Il pomeriggio trascorre passeggiando nel quartiere dove è incorso
una grande festa di matrimonio: tutti accorrono in modo rigorosamente istinto
tra maschi e femmine, tutti elegantissimi, alti, austeri e belli, indistintamente
con tratti somatici di grande bellezza. Ci attende una serata “mondana” molto mondana.
La nostra guida è molto bene introdotta in città e siamo capitati nel giorno in
cui tutte le grandi gallerie d’arte aprono di notte. I fior da fiore, la creme de
la creme della città, spazzola da una galleria ad un’altra, da un coktail ad un
“apericena” locale. Attachè d’ambasciate, cooperanti vari, “expat” di varia
provenienza e disparate professioni: giornalista free lance, ristoratrice, architetta,
e via trotterellando. Tutti accumunati dallo stesso sorriso che sottende un senso
di apparente soddisfazione. Chi capitato per caso, chi per scelta e forse qualcuno
forse per “obbligo” …quelli che da noi vengono definiti “gli scappati da casa”.
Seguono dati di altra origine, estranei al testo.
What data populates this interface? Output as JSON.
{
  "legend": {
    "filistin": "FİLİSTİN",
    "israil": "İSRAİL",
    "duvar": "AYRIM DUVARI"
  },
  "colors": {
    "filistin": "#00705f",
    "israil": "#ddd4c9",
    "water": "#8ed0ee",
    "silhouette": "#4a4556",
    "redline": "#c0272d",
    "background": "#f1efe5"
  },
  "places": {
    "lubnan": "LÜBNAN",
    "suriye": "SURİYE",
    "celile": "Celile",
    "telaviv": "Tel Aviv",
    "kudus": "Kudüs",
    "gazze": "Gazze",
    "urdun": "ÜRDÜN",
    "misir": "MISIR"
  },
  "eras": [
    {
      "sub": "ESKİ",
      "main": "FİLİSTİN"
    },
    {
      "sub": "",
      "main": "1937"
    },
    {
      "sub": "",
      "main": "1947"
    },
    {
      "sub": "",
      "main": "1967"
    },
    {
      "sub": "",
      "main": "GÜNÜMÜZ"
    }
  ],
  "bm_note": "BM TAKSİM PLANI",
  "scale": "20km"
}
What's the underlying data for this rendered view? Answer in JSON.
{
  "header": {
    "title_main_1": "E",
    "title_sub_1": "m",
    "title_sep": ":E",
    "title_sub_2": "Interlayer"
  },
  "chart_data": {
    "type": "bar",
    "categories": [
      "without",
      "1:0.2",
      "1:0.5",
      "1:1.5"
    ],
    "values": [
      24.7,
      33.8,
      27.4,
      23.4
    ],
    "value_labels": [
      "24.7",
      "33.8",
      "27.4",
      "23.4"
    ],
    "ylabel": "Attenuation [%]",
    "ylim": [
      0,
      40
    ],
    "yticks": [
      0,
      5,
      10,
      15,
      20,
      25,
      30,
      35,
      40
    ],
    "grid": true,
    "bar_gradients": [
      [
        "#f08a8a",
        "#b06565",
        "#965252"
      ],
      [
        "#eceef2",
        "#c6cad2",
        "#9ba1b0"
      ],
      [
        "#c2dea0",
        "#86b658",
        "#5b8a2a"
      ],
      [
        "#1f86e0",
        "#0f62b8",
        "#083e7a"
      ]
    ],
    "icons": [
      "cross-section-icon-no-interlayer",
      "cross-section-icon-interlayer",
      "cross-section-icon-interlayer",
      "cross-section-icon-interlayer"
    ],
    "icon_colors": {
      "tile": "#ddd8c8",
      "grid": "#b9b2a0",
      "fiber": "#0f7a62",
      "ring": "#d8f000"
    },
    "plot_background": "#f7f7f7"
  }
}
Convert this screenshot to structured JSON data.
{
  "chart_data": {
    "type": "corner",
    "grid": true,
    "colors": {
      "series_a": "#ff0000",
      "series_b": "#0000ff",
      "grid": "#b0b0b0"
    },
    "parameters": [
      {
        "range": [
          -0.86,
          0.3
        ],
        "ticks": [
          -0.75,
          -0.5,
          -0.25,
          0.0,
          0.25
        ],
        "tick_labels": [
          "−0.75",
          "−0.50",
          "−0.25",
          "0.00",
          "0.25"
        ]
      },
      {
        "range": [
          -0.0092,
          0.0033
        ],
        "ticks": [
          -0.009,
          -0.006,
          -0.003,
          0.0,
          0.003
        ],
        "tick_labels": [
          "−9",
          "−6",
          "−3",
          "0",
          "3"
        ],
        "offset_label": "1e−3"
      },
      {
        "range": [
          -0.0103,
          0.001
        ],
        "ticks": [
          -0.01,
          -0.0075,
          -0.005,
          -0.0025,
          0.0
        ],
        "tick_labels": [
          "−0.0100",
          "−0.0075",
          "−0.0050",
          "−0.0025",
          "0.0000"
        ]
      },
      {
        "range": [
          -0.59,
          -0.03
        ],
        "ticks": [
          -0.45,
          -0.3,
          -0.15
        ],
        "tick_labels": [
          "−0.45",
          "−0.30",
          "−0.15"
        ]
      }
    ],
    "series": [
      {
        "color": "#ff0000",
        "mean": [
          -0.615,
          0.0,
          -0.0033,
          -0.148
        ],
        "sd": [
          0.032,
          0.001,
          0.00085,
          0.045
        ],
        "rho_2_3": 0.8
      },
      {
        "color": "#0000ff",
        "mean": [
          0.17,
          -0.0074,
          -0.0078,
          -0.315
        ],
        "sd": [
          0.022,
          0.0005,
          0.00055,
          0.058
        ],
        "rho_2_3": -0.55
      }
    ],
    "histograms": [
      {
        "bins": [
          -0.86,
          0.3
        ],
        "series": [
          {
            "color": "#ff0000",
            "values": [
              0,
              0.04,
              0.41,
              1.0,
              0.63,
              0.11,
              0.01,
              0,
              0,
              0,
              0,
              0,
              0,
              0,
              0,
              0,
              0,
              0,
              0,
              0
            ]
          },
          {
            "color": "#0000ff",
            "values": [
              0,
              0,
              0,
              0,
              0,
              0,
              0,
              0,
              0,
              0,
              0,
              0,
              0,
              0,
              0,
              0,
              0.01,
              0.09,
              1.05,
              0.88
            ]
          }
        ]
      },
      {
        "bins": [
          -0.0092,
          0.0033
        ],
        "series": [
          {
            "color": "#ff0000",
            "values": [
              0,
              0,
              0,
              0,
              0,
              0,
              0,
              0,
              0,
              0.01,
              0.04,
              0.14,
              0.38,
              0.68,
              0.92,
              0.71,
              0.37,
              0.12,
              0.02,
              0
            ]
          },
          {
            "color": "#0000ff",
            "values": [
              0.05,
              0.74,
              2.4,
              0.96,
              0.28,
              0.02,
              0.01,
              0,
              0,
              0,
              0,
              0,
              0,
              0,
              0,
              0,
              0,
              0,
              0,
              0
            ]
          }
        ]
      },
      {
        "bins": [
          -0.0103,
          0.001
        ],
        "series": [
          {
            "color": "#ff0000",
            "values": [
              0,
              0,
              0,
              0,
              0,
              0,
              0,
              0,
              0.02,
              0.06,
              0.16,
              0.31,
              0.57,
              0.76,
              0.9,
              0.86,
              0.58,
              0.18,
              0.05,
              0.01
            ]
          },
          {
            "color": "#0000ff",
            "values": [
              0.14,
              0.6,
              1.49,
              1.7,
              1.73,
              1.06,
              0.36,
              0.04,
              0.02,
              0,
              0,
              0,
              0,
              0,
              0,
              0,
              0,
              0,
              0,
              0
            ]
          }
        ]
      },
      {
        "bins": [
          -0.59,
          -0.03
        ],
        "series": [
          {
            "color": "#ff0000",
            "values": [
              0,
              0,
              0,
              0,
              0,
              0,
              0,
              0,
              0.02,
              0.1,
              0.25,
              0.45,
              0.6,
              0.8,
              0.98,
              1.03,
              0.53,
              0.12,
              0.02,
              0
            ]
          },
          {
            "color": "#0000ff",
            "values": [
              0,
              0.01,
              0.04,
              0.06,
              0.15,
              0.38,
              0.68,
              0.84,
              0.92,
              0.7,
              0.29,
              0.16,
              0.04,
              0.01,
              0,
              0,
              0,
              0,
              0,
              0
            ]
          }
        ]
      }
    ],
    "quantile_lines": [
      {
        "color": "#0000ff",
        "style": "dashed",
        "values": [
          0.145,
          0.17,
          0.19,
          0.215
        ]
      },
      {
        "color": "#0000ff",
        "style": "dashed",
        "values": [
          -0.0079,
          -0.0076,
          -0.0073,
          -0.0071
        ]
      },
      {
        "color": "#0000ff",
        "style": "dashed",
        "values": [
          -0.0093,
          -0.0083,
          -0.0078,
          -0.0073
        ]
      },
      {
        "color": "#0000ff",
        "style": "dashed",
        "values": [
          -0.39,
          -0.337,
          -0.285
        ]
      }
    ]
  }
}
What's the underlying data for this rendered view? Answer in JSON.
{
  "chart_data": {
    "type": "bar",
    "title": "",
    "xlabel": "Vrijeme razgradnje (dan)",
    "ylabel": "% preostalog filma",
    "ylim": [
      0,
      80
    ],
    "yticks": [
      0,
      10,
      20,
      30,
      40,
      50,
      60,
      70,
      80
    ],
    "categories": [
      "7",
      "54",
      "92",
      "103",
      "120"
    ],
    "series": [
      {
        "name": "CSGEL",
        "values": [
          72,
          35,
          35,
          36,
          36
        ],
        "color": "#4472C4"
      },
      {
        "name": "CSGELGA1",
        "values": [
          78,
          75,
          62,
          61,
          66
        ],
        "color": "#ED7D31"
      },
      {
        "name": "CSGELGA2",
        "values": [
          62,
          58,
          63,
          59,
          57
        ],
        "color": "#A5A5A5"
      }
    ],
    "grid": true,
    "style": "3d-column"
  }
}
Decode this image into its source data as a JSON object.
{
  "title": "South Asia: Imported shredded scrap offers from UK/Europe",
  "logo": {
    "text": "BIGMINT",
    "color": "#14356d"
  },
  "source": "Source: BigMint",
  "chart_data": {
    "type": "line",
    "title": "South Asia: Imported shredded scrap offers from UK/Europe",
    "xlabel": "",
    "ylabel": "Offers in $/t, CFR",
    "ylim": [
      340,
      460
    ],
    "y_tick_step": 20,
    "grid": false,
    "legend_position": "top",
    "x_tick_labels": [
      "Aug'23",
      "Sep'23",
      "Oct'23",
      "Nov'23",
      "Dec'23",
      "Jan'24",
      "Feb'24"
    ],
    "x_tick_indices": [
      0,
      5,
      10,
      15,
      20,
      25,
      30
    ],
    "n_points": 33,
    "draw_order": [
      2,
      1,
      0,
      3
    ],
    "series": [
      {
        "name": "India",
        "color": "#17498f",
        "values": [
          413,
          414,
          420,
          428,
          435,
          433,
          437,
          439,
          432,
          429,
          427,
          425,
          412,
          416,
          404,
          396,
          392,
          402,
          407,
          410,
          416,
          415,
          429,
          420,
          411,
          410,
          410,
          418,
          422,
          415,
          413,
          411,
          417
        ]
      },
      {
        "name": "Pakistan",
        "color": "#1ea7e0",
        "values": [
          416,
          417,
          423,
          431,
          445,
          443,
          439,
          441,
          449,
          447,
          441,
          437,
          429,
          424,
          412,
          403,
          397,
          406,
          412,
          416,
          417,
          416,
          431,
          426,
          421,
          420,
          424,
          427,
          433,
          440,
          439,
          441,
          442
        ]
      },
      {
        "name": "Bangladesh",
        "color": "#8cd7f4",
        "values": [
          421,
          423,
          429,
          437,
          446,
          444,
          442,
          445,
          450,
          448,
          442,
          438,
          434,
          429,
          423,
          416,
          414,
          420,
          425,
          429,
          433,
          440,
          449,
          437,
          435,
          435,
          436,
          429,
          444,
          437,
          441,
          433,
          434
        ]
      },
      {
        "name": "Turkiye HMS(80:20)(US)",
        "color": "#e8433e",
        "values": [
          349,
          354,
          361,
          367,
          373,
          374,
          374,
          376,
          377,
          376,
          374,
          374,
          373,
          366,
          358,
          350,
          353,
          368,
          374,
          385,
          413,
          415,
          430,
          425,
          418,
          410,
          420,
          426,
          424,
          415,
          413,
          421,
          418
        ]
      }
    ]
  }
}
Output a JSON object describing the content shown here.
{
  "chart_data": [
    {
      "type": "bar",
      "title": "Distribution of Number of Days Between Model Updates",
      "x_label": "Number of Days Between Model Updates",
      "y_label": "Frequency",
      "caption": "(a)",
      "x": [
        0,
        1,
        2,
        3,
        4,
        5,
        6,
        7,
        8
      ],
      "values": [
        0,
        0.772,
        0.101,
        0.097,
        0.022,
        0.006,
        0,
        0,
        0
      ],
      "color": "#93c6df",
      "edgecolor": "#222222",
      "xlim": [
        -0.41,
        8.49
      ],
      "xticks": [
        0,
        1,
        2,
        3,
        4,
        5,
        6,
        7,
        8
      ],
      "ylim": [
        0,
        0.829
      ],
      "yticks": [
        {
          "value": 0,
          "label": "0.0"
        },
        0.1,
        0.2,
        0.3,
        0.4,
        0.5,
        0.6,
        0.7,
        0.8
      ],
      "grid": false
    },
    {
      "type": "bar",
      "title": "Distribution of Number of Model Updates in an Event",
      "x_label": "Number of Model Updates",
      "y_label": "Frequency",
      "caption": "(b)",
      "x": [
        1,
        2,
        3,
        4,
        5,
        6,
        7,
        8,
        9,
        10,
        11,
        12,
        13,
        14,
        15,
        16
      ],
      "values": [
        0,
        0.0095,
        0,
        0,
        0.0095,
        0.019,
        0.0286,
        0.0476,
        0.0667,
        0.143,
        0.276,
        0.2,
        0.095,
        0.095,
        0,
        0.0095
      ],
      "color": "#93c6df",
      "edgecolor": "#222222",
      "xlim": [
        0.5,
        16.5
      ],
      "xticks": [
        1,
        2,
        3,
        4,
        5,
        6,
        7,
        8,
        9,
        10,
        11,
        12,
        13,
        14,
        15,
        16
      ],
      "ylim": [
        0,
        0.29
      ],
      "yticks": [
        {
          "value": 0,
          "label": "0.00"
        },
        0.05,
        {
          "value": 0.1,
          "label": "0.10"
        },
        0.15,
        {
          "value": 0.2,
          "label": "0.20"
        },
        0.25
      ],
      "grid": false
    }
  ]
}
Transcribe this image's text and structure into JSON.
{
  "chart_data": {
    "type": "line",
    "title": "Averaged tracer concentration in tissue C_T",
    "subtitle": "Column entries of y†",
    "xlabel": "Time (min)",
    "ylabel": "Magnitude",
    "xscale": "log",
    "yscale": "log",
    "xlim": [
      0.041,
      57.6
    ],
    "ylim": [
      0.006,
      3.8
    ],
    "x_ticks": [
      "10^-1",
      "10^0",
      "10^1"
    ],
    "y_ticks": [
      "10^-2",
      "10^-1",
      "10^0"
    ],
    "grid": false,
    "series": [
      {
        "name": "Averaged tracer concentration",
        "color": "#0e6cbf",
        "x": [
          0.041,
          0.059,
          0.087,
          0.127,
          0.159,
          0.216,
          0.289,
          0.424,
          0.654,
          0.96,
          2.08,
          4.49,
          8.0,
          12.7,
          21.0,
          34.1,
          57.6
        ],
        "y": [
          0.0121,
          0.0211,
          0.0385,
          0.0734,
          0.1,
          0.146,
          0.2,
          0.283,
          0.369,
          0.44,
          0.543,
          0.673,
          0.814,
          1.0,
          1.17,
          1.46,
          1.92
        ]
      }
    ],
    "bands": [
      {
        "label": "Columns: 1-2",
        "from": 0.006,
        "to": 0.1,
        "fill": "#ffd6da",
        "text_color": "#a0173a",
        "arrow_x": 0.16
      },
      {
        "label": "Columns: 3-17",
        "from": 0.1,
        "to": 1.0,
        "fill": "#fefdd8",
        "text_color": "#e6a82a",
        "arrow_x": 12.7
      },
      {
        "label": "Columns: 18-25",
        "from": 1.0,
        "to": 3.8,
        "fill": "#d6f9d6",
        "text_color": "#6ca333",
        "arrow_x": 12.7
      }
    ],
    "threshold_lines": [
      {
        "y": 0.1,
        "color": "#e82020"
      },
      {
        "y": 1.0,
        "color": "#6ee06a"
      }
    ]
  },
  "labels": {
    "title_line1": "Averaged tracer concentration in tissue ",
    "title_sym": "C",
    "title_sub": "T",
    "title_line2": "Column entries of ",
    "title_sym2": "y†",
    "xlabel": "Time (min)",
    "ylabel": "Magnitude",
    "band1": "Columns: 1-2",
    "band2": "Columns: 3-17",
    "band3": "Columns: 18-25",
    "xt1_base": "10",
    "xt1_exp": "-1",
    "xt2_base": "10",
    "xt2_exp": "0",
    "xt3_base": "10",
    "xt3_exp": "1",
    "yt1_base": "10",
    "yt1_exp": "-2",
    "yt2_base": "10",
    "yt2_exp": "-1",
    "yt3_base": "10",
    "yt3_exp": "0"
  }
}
Nel pomeriggio, al bar del quartiere, dove abbiamo incontrato alcuni di loro,
ad un tavolo vicino era seduto un uomo, europeo, ben vestito, che per lungo
tempo è stato in silenzio di fronte ad una bottiglia di birra. Un nostro amico
ha commentato “Chissà quanti draghi ha nella testa”.
Nel cuore della notte, la giornata si chiude non prima di un’ultima
osservazione: è ancora molto animata. Tra le tante immagini colpisce quella di
bambini che giocano a pallone in uno spazio poco illuminato e polveroso.
Da Viale Mazzini e dintorni non giungono notizie di rilievo
e quelle poche sono poco significative. Forse, pare, dicono che verrà convocata
la Vigilanza per la prossima settimana. Si utilizza ancora il condizionale
futuro sul nome del presidente che potrebbe essere Ricciardi.
La Rai è lontana, l’Africa è lontana.